Laughter in the Writing Center: Creating Intimate Rhetorical Experiences in the Writing Center to Engage the Learning Process
/Laughter in the Writing Center: Creating Intimate Rhetorical Experiences in the Writing Center to Engage the Learning Process
by Kimberly A. Bain
What Laughter Can Do
Finding ways to engage in the ecology of the learning experience that occurs in the writing center is crucial to the students’ sense of learning development. Considering laughter’s impact on students' engagement goes beyond simply making jokes or having preconceived notions of immaturity or silliness that society tends to associate with laughter. Sarah Ahmed considers the affect that is involved when happiness is used as “...involving affect (to be happy is to be affected by something), intentionality (to be happy is to be happy about something), and evaluation or judgment (to be happy about something makes something good)” (30). Finding opportunities to develop empathy through the shared affect of laughter can allow students to mitigate their fears and further help establish a connection in the tutoring session.
Establishing empathy encourages students to consider their competencies in writing and the work to mitigate the writing insecurities. Eric Leake argues that “[Empathy] often includes a move to perspective-taking so that one might be more aware of how the world looks and feels to somebody else with a different personal history and in a particular situation.” There can be limited opportunities to create a sense of intimacy that allows the student to feel empowered in their writing abilities within the tutoring session. However, empathy can help develop a sense of shared understanding under time constraints of a tutoring session.
Critical Awareness of Laughter
While laughter can be seen as a positive element in the tutoring experience, the question of when to implement laughter into tutoring sessions highlights the contextuality of language, which is a concept writing tutors often seek to reinforce. In the text Cultivating Language Awareness, Shawna Shaprio highlights the contextuality of language in understanding how discourse communities are formed through social, cultural, and contextual codes. Shapiro furthers that “Becoming ‘literate’ doesn’t just mean learning to replicate writing formats and formulas, it means engaging with academic cultures and conversations” (131). The conversations that students and tutors enter into during their sessions require an understanding of how both student and tutor relate to each other in an academic context.
Tutors must also be mindful of the ways in which laughter can create a sense of inferiority or insecurity in the rhetorical situation of tutoring. Laughter is rhetorical. Stephen Sherwood cites John Locke who “...implies [that] wit is a mere ornament; at worst, it is an immoral instrument of deception” (45). A tutor must be careful about what and which context can be deemed justifiable for an instance of useful laughter. Sherwood furthers that “The needs and moods of members of the audience—their tolerance of humor and their willingness to participate in it—will often determine its effectiveness” (45). Tutors should not assume that laughter works in the same way for all students in all rhetorical situations. Students may also be wary of the deceptive element that laughter can provide when taken out of context. The last thing a tutor would want to do is to make the student feel as if they are being laughed at instead of laughed with for any of their writing concerns.

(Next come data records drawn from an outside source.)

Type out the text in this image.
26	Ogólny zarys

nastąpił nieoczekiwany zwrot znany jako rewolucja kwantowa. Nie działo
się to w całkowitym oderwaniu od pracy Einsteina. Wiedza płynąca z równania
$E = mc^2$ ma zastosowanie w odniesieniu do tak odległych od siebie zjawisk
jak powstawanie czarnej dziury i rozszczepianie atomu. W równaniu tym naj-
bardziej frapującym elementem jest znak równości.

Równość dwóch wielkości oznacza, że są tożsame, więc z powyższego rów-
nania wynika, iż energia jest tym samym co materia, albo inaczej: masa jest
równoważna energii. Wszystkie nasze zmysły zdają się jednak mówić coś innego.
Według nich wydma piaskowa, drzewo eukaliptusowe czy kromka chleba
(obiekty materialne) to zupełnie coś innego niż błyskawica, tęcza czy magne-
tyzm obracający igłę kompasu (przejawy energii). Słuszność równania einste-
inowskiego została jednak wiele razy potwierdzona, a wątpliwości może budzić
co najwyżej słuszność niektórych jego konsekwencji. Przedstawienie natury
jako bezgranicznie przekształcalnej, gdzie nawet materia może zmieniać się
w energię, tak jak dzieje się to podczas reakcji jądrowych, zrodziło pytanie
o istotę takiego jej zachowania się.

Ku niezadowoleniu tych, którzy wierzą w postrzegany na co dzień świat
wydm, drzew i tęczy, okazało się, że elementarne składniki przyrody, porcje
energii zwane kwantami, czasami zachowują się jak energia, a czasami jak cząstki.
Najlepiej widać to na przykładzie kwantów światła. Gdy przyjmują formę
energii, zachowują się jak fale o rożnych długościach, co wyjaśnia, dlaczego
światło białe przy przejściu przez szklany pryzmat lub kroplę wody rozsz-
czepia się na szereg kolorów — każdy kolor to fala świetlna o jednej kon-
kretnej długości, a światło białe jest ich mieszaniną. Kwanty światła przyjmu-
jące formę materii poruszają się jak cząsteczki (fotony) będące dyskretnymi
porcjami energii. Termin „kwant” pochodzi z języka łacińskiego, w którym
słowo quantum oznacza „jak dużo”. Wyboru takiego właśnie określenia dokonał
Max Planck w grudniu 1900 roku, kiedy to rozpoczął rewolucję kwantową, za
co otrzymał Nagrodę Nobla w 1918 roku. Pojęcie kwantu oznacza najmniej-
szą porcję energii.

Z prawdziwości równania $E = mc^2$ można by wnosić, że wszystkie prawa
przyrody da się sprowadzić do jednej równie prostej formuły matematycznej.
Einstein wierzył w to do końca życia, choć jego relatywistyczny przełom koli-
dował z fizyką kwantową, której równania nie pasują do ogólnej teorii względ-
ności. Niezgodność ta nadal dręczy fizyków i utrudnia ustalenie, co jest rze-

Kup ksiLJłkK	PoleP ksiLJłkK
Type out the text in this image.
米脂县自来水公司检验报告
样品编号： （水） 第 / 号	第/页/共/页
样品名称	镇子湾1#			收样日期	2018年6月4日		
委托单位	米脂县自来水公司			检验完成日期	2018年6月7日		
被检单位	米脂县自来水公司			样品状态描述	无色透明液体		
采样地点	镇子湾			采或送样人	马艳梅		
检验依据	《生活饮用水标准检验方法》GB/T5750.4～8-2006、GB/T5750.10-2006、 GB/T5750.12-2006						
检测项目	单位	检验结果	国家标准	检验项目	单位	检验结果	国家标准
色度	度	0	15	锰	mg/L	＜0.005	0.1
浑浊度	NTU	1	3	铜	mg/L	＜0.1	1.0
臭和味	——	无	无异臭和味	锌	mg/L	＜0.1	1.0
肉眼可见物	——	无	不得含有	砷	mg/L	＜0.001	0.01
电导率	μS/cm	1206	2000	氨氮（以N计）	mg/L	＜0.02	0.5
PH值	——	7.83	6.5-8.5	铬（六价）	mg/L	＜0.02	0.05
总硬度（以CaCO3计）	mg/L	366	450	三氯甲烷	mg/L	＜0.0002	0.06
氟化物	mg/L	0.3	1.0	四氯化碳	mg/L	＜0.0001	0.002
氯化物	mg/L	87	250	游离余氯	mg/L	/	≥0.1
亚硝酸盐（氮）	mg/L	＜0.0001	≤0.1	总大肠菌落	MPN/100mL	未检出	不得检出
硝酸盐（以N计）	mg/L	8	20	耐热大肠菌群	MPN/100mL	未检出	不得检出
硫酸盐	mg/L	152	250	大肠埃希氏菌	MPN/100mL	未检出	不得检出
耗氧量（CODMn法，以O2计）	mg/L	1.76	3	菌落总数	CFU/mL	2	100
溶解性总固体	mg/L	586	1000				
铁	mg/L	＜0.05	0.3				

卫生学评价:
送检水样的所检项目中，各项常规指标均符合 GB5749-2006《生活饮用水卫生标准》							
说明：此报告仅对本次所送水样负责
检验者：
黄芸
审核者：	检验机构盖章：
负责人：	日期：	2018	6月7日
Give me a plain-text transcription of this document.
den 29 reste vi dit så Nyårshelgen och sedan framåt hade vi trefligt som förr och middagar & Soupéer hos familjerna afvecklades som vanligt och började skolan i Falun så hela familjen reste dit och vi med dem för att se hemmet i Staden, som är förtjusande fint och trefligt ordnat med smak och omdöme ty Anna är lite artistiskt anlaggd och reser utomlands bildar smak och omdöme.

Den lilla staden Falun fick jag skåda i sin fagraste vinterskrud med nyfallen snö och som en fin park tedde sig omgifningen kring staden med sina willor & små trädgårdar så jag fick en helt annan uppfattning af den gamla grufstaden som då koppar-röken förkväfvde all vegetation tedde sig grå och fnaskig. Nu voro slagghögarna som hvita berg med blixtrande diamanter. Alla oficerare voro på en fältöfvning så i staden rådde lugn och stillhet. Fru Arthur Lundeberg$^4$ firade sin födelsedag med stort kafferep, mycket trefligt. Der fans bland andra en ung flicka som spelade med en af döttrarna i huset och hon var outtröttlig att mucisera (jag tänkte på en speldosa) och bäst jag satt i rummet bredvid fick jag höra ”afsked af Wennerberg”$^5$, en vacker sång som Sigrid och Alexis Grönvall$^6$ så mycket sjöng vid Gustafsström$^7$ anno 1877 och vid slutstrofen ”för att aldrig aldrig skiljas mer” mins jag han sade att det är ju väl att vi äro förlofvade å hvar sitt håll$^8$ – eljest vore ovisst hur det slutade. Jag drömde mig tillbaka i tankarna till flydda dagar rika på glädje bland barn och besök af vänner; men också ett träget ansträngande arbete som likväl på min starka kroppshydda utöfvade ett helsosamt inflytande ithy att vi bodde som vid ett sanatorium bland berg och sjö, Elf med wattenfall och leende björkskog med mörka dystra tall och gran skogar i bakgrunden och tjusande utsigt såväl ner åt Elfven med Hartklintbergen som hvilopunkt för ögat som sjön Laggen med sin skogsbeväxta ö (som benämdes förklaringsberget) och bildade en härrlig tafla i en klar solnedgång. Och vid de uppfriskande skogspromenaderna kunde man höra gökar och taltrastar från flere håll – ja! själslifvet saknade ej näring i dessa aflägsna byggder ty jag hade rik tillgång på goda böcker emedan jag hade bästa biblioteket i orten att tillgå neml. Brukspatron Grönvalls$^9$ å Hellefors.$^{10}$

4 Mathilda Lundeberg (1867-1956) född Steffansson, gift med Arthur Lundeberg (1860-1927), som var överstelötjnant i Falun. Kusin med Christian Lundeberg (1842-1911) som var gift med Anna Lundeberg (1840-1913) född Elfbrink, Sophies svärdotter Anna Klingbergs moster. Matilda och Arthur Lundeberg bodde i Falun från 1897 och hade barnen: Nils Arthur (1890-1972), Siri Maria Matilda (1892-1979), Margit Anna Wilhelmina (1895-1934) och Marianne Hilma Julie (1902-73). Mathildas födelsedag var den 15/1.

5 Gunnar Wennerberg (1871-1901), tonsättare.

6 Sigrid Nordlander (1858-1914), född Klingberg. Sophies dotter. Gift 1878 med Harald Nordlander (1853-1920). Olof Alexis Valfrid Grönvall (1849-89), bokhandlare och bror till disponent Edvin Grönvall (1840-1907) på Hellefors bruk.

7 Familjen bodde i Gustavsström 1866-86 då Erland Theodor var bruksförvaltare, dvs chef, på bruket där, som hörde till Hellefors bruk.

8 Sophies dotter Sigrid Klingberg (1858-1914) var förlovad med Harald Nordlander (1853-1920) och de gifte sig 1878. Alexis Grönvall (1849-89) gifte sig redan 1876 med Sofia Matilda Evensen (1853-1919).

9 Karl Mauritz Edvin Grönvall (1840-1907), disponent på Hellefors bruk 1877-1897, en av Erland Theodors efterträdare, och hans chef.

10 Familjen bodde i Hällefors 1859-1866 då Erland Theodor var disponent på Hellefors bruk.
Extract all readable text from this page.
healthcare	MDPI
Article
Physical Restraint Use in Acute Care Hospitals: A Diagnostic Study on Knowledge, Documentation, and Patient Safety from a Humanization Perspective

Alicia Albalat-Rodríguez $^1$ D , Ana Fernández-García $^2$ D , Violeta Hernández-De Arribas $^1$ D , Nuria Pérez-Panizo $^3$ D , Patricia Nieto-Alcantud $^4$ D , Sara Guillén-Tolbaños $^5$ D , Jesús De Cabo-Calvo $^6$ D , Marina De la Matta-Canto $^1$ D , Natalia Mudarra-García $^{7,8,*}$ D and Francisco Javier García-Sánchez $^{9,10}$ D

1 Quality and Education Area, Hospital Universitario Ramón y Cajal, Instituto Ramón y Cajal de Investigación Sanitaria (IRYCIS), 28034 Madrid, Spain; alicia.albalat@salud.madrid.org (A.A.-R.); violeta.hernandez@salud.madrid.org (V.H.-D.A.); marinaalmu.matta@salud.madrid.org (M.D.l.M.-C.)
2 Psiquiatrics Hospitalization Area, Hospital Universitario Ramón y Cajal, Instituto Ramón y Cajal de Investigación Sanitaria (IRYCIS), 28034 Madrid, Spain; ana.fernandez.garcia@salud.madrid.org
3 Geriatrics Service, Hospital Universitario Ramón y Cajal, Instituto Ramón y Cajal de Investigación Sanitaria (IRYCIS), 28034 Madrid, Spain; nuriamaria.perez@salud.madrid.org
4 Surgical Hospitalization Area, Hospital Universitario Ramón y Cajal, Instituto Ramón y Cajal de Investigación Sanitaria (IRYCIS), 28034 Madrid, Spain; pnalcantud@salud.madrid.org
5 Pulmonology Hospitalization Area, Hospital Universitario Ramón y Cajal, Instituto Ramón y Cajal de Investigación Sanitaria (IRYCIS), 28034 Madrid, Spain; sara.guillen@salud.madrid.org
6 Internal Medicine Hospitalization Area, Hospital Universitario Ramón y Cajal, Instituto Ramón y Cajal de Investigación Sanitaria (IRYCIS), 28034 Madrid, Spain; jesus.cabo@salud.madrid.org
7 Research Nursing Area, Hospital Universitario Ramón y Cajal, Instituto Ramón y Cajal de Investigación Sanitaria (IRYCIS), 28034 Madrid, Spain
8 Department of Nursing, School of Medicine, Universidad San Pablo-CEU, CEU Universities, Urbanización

Rather, tutors must be aware of the social and cultural nuances that create rhetorical situations for laughter. They must also be aware of students’ insecurities around laughter and its potential for deceptive rhetoric that can be used against the student to demoralize them. Students should not be prompted to make light of an academic concern nor should they be made to feel as though they are being belittled or taken advantage of in the tutoring session. Instead, they should be empowered through shared vulnerability for critical analysis and self-awareness.
Laughter as Persuasion
Tutoring consistently involves practices of persuasion. In order to convince students to adopt specific writing practices and to clarify suggestions and comments made by instructors, the writing tutor must be able to persuade. Kenneth Burke points out that “You persuade a man only insofar as you can talk his language by speech, gesture, tonality, order, image, attitude, idea, identifying your ways with his” (55). Persuasion in the writing center doesn’t simply involve the production of correct points, but it involves the social contexts that provide students with confidence in the persuasive acts of the tutor to be able to follow their guidance. Engaging in the practices of rhetorical empathy through laughter can allow both students and tutors to understand the social and cultural contexts of shared vulnerability and the affective elements that shape the students’ rhetorical practices.